Start switching up the arrangement of the boxes – a circle, a grid, scattered. Keep in mind that boxes in corners and near doors or air sources are extra-hard.

As your dog gets better and better at finding the hidden treats, start putting the boxes under tables, on top of chairs, in corners, and near fans. Different rooms, different buildings, and multi-room searches are other challenges.

My dog Barley is trained to sniff out fox urine, birch oil, and peanuts.

If you’d like your dog to sniff out a non-food object, start out by pairing that object with the food. Put the target scent inside of a tin and put the food on top of it. Keep feeding the bonus treat – this is where it’s important!

Gradually, decrease the size of the food on top of the scent. Be sure to make things easier again as you introduce a new scent! So if your dog was doing well with corners before, skip them for now.

Eventually, your dog will be sniffing out the target scent without the help of food. Once the weather warms up, you can even work on training outdoors!

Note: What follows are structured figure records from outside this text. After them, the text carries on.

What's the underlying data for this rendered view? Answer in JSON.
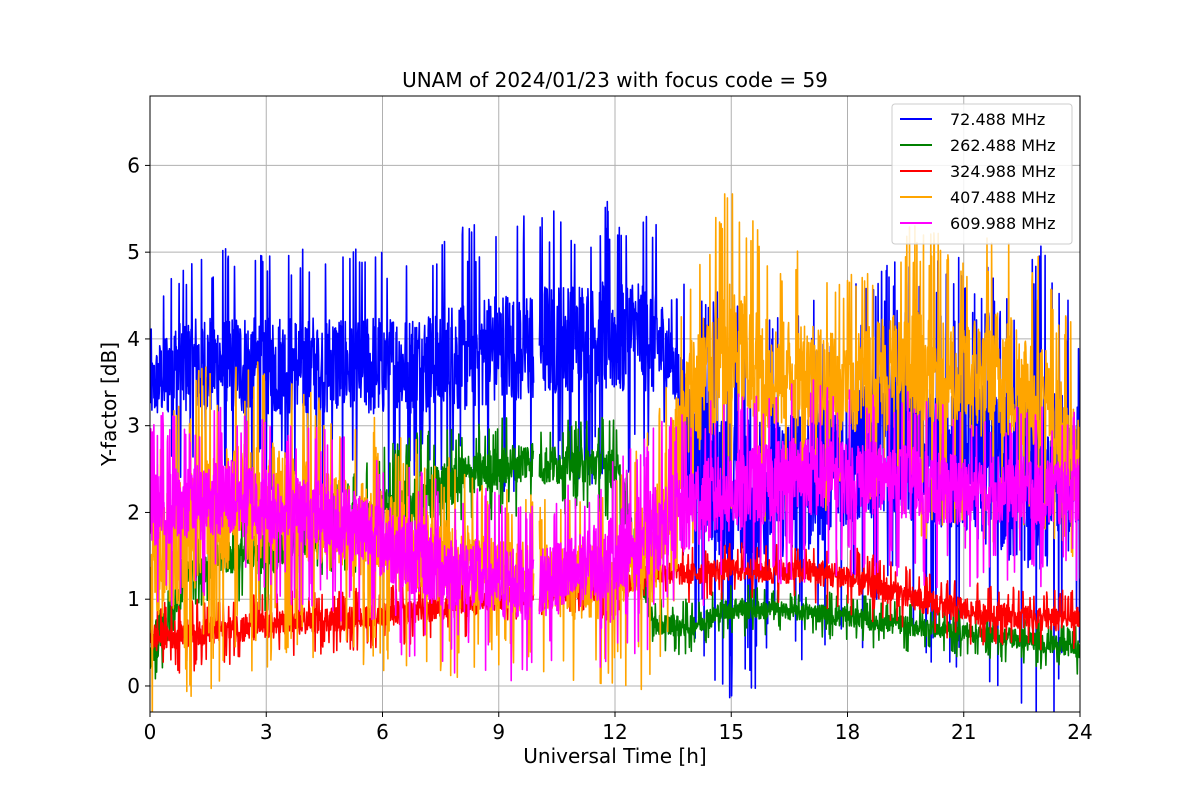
{
  "chart_data": {
    "type": "line",
    "title": "UNAM of 2024/01/23 with focus code = 59",
    "xlabel": "Universal Time [h]",
    "ylabel": "Y-factor [dB]",
    "xlim": [
      0,
      24
    ],
    "ylim": [
      -0.3,
      6.8
    ],
    "xticks": [
      "0",
      "3",
      "6",
      "9",
      "12",
      "15",
      "18",
      "21",
      "24"
    ],
    "yticks": [
      "0",
      "1",
      "2",
      "3",
      "4",
      "5",
      "6"
    ],
    "grid": true,
    "legend_position": "top-right",
    "gap_hours": [
      9.9,
      10.05
    ],
    "series": [
      {
        "name": " 72.488 MHz",
        "color": "#0000ff",
        "envelope": {
          "x": [
            0.0,
            0.5,
            1.0,
            2.0,
            3.0,
            4.0,
            5.0,
            6.0,
            7.0,
            8.0,
            9.0,
            9.9,
            10.05,
            11.0,
            12.0,
            12.5,
            13.0,
            13.5,
            14.0,
            15.0,
            16.0,
            17.0,
            18.0,
            19.0,
            20.0,
            21.0,
            22.0,
            23.0,
            24.0
          ],
          "low": [
            2.9,
            2.8,
            2.8,
            2.8,
            2.8,
            2.8,
            2.8,
            2.8,
            2.8,
            2.8,
            2.9,
            2.9,
            3.0,
            3.0,
            3.0,
            3.0,
            3.0,
            3.1,
            1.3,
            0.8,
            1.0,
            1.0,
            1.3,
            1.5,
            1.3,
            1.2,
            0.9,
            0.6,
            1.2
          ],
          "high": [
            3.9,
            4.5,
            4.6,
            4.6,
            4.6,
            4.6,
            4.6,
            4.6,
            4.6,
            4.8,
            4.9,
            4.95,
            5.0,
            5.0,
            5.1,
            5.1,
            5.0,
            4.4,
            4.0,
            3.8,
            3.6,
            3.8,
            4.0,
            4.3,
            4.2,
            4.2,
            4.0,
            4.2,
            3.8
          ]
        }
      },
      {
        "name": "262.488 MHz",
        "color": "#008000",
        "envelope": {
          "x": [
            0.0,
            0.5,
            1.0,
            2.0,
            3.0,
            4.0,
            5.0,
            6.0,
            7.0,
            8.0,
            9.0,
            9.9,
            10.05,
            11.0,
            12.0,
            13.0,
            14.0,
            15.0,
            16.0,
            17.0,
            18.0,
            19.0,
            20.0,
            21.0,
            22.0,
            23.0,
            24.0
          ],
          "low": [
            0.1,
            0.4,
            1.0,
            1.2,
            1.1,
            1.4,
            1.5,
            1.5,
            1.6,
            2.0,
            2.1,
            2.3,
            2.2,
            2.2,
            2.1,
            0.5,
            0.5,
            0.7,
            0.7,
            0.7,
            0.6,
            0.55,
            0.5,
            0.45,
            0.4,
            0.3,
            0.25
          ],
          "high": [
            0.5,
            1.0,
            1.6,
            1.8,
            1.9,
            2.0,
            2.2,
            2.5,
            2.7,
            2.8,
            2.9,
            2.95,
            2.9,
            2.9,
            3.0,
            0.9,
            0.9,
            1.1,
            1.05,
            1.0,
            1.0,
            0.9,
            0.85,
            0.8,
            0.75,
            0.7,
            0.6
          ]
        }
      },
      {
        "name": "324.988 MHz",
        "color": "#ff0000",
        "envelope": {
          "x": [
            0.0,
            1.0,
            2.0,
            3.0,
            4.0,
            5.0,
            6.0,
            7.0,
            8.0,
            9.0,
            10.0,
            11.0,
            12.0,
            13.0,
            14.0,
            15.0,
            16.0,
            17.0,
            18.0,
            19.0,
            20.0,
            21.0,
            22.0,
            23.0,
            24.0
          ],
          "low": [
            0.3,
            0.35,
            0.4,
            0.45,
            0.5,
            0.55,
            0.6,
            0.65,
            0.7,
            0.8,
            0.9,
            0.9,
            0.9,
            1.1,
            1.1,
            1.15,
            1.1,
            1.1,
            1.0,
            0.85,
            0.75,
            0.65,
            0.6,
            0.55,
            0.55
          ],
          "high": [
            0.8,
            0.9,
            0.9,
            0.95,
            1.0,
            1.0,
            1.05,
            1.1,
            1.15,
            1.2,
            1.25,
            1.3,
            1.4,
            1.5,
            1.5,
            1.55,
            1.55,
            1.55,
            1.5,
            1.35,
            1.2,
            1.1,
            1.05,
            1.0,
            1.0
          ]
        }
      },
      {
        "name": "407.488 MHz",
        "color": "#ffa500",
        "envelope": {
          "x": [
            0.0,
            0.5,
            1.0,
            2.0,
            3.0,
            4.0,
            5.0,
            6.0,
            7.0,
            8.0,
            9.0,
            10.0,
            11.0,
            12.0,
            13.0,
            13.5,
            14.0,
            15.0,
            16.0,
            17.0,
            18.0,
            19.0,
            20.0,
            21.0,
            22.0,
            23.0,
            24.0
          ],
          "low": [
            0.2,
            0.4,
            0.6,
            0.9,
            1.0,
            1.0,
            0.9,
            0.8,
            0.7,
            0.6,
            0.6,
            0.6,
            0.5,
            0.5,
            0.6,
            1.5,
            2.2,
            2.5,
            2.6,
            2.6,
            2.6,
            2.5,
            2.5,
            2.5,
            2.4,
            2.3,
            1.6
          ],
          "high": [
            2.3,
            2.8,
            3.0,
            3.2,
            3.3,
            3.0,
            2.8,
            2.6,
            2.4,
            2.2,
            2.0,
            1.9,
            1.9,
            2.0,
            2.6,
            3.6,
            4.6,
            5.2,
            4.6,
            4.6,
            4.4,
            4.7,
            4.8,
            4.6,
            4.8,
            4.4,
            3.5
          ]
        }
      },
      {
        "name": "609.988 MHz",
        "color": "#ff00ff",
        "envelope": {
          "x": [
            0.0,
            1.0,
            2.0,
            3.0,
            4.0,
            5.0,
            6.0,
            7.0,
            8.0,
            9.0,
            10.0,
            11.0,
            12.0,
            13.0,
            14.0,
            15.0,
            16.0,
            17.0,
            18.0,
            19.0,
            20.0,
            21.0,
            22.0,
            23.0,
            24.0
          ],
          "low": [
            1.3,
            1.4,
            1.5,
            1.4,
            1.3,
            1.2,
            1.0,
            0.7,
            0.6,
            0.5,
            0.5,
            0.6,
            0.8,
            1.0,
            1.3,
            1.5,
            1.6,
            1.7,
            1.7,
            1.7,
            1.6,
            1.6,
            1.6,
            1.6,
            1.6
          ],
          "high": [
            2.8,
            2.8,
            2.9,
            2.8,
            2.7,
            2.6,
            2.4,
            2.2,
            2.0,
            1.9,
            1.9,
            2.0,
            2.3,
            2.6,
            2.9,
            3.0,
            3.1,
            3.2,
            3.1,
            3.1,
            3.0,
            2.9,
            2.9,
            2.9,
            2.9
          ]
        }
      }
    ]
  }
}
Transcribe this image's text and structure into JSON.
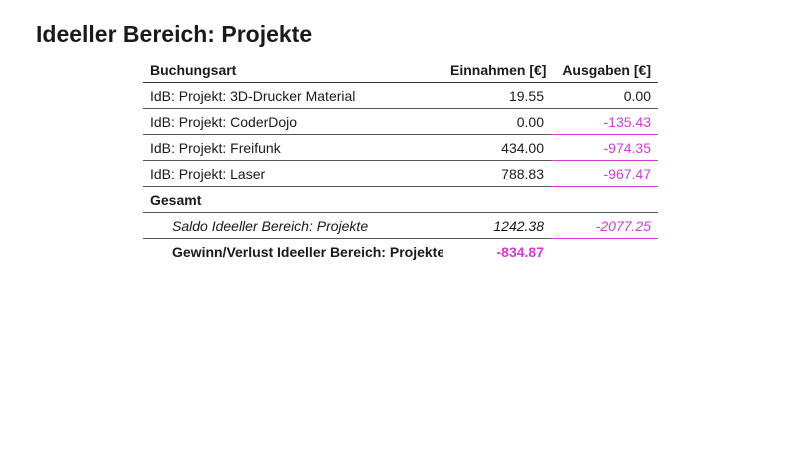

Training Games: School is Tiring, Too

As a trainer, I can’t suggest ways to exercise your dog in the winter without mentioning training! Many “tricks” are excellent ways to exercise your dog (like lifting weights instead of cardio). The mental challenge of teaching new tricks can also tire out your dog quickly!

To tire out your dog with training, I recommend trying a few of the following:

  • Teach your dog to sit inside a cardboard box by shaping successive approximations of the end behavior.
  • Do the “Bring Sally Up” push-up challenge with sit-to-down repetitions for your dog. For an added challenge, have your dog do this on the bed or an unstable surface. This is a major core workout for your dog.
  • Teach your dog to back up or do leg weaves. These exercises teach body awareness and limber up your dog’s back.
  • Teach your dog a complex behavior, such as putting his toys away or grabbing a toy by name.
  • Make an indoor obstacle course and teach your dog to jump over, go under, go through, and go around different objects.

Most dogs don’t care much exactly what you do. It’s not so much that the walk is the highlight of their day, it’s that they love spending time with you and doing something active. While walking and sniffing is important for your dog, you can switch to other bonding activities and most dogs will be just as happy!